Category: Good Omens (TV), Good Omens - Neil Gaiman & Terry Pratchett
Genre: Angst, Dark Crowley (Good Omens), Hopeful Ending, Hurt No Comfort, M/M, Memory Loss, Translation from Russian, Unhealthy Relationships
Language: English
Status: Completed
Published: 2019-08-29
Updated: 2019-08-29
Packaged: 2020-09-29 21:08:23
Rating: Teen And Up Audiences
Warnings: No Archive Warnings Apply
Chapters: 1
Words: 2,036
Publisher: archiveofourown.org
Story URL: https://archiveofourown.org/works/20442554
Author URL: https://archiveofourown.org/users/Woland/pseuds/Woland
Summary: Crowley is beautiful when he sleeps. His eyes that are usually full of icy cold and disdain are now closed, his features soften – and Aziraphale can almost see the former Crowley looking back at him with a tender smile.  Crowley who didn’t enjoy needless sacrifice, didn’t approve of Hell’s methods, didn’t want Armageddon to come to pass.





	The Secret (translated from Russian)

**Author's Note:**

  * A translation of [The Secret](https://archiveofourown.org/works/20418803) by [sad_cypress](https://archiveofourown.org/users/sad_cypress/pseuds/sad_cypress). 

> This story is a translation of the "The Secret" by sad_cypress. Warning from the original author: ANGST. Sooo much angst.

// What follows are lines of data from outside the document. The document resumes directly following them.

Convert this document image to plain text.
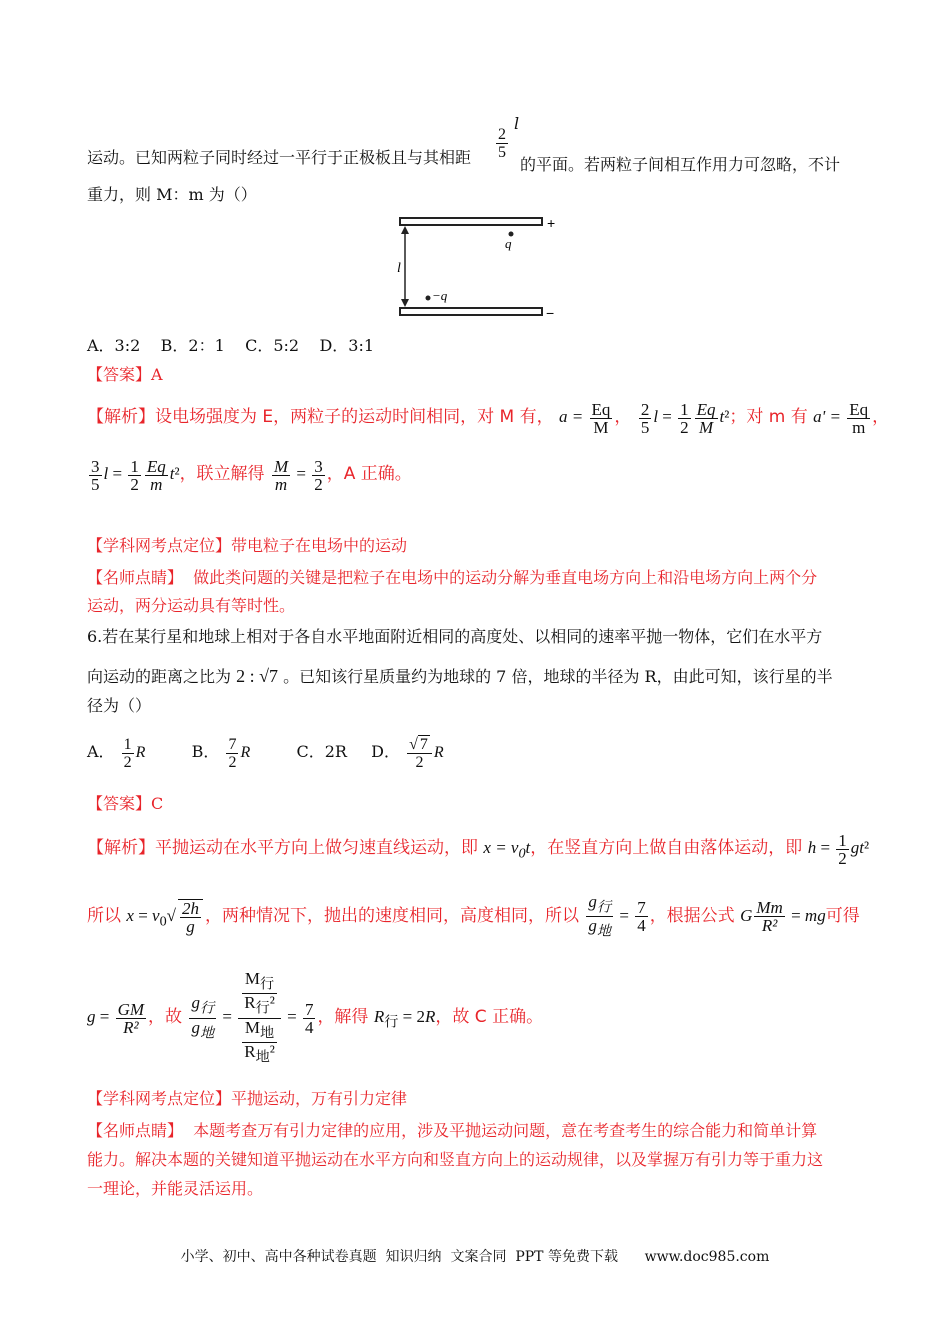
运动。已知两粒子同时经过一平行于正极板且与其相距 $\frac{2}{5}$
l
的平面。若两粒子间相互作用力可忽略，不计
重力，则 M：m 为（）
l
+
−
q
−q
A．3:2    B．2：1    C．5:2    D．3:1
【答案】A
【解析】设电场强度为 E，两粒子的运动时间相同，对 M 有， $a = \frac{Eq}{M}$ ， $\frac{2}{5}$ $l = \frac{1}{2} \frac{Eq}{M} t^2$；对 m 有 $a' = \frac{Eq}{m}$ ，
$\frac{3}{5}$ $l = \frac{1}{2} \frac{Eq}{m} t^2$，联立解得 $\frac{M}{m} = \frac{3}{2}$ ，A 正确。
【学科网考点定位】带电粒子在电场中的运动
【名师点睛】  做此类问题的关键是把粒子在电场中的运动分解为垂直电场方向上和沿电场方向上两个分
运动，两分运动具有等时性。
6.若在某行星和地球上相对于各自水平地面附近相同的高度处、以相同的速率平抛一物体，它们在水平方
向运动的距离之比为 2 : √7 。已知该行星质量约为地球的 7 倍，地球的半径为 R，由此可知，该行星的半
径为（）
A． $\frac{1}{2}$ R	B． $\frac{7}{2}$ R	C．2R D． $\frac{√ 7}{2}$ R
【答案】C
【解析】平抛运动在水平方向上做匀速直线运动，即 $x = v_0t$，在竖直方向上做自由落体运动，即 $h = \frac{1}{2} gt^2$
所以 $x = v_0√ \frac{2h}{g}$ ，两种情况下，抛出的速度相同，高度相同，所以 $\frac{g_行}{g_地} = \frac{7}{4}$ ，根据公式 G $\frac{Mm}{\text{R²}}$ = mg可得
$g = \frac{GM}{\text{R²}}$ ，故 $\frac{g_行}{g_地} = \frac{\frac{M_行}{R_行^2}}{\frac{M_地}{R_地^2}} = \frac{7}{4}$ ，解得 $R_行 = 2R$，故 C 正确。
【学科网考点定位】平抛运动，万有引力定律
【名师点睛】  本题考查万有引力定律的应用，涉及平抛运动问题，意在考查考生的综合能力和简单计算
能力。解决本题的关键知道平抛运动在水平方向和竖直方向上的运动规律，以及掌握万有引力等于重力这
一理论，并能灵活运用。
小学、初中、高中各种试卷真题  知识归纳  文案合同  PPT 等免费下载      www.doc985.com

Crowley is beautiful when he sleeps. His eyes that are usually full of icy cold and disdain are now closed, his features soften – and Aziraphale can almost see the former Crowley looking back at him with a tender smile. Crowley who didn’t enjoy needless sacrifice, didn’t approve of Hell’s methods, didn’t want Armageddon to come to pass. Crowley with the hair the color of flame and with enormous wings, whose black feathers danced iridescently in the light. It was only later that Aziraphale found out that only very few demons possess such wings.

  
Then, again, Crowley has always been special.

  
This Crowley is completely different: his hair turned black, his wings became the same as they are for all the other demons – featherless and webbed. Hostile-looking.

  
Aziraphale shifts carefully in bed, trying not to wake Crowley, and closes his eyes. He tries to concentrate on getting rid of the pain that wracks his entire body while leaving behind the marks left by claws, the bruises and the bites. Once – the very first time – he hid those marks as well, and Crowley got angry at him for it.

  
_“Are you embarrassed by them, wag-feather? Don’t even think about any miracles. My personal angel,” he said the word with the kind of repulsion that Aziraphale never heard from him before, and it was, perhaps, then that he finally understood the meaning that his Crowley used to assign to it, “shall remain marked.” _  
_ After that Crowley brought all the marks back. He didn’t miracle them back either, no. He used his fists and his teeth. And afterwards Aziraphale didn’t see him for several days and didn’t know what he was doing._

_Although, to be fair, he wasn’t really interested. He was sure it was something quite awful that he wouldn’t want to know._

  
He feels empty. He no longer cares what was happening outside the walls of this house. He barely has the strength to keep his own self together, and it's impossible for him to think about the seduced, tormented souls of the mortals that got to experience hell even before their death. Perhaps, if this is all over, he will bring his apologies to humans, will exhaust his limit on miracles in order to fix everything. But now? Even thinking about it feels odd.

  
Will this nightmare ever be over? And how will end? With his ultimate death? Or will he give up and leave?

  
Oh, he could have left. Crowley doesn’t know this, but Aziraphale is free. He could leave while Crowley was out; could even discorporate Crowley – in a fair duel or even while Crowley sleeps, defenseless and calm. “Trusting,” Aziraphale could have even called him, but it would have been a delusion.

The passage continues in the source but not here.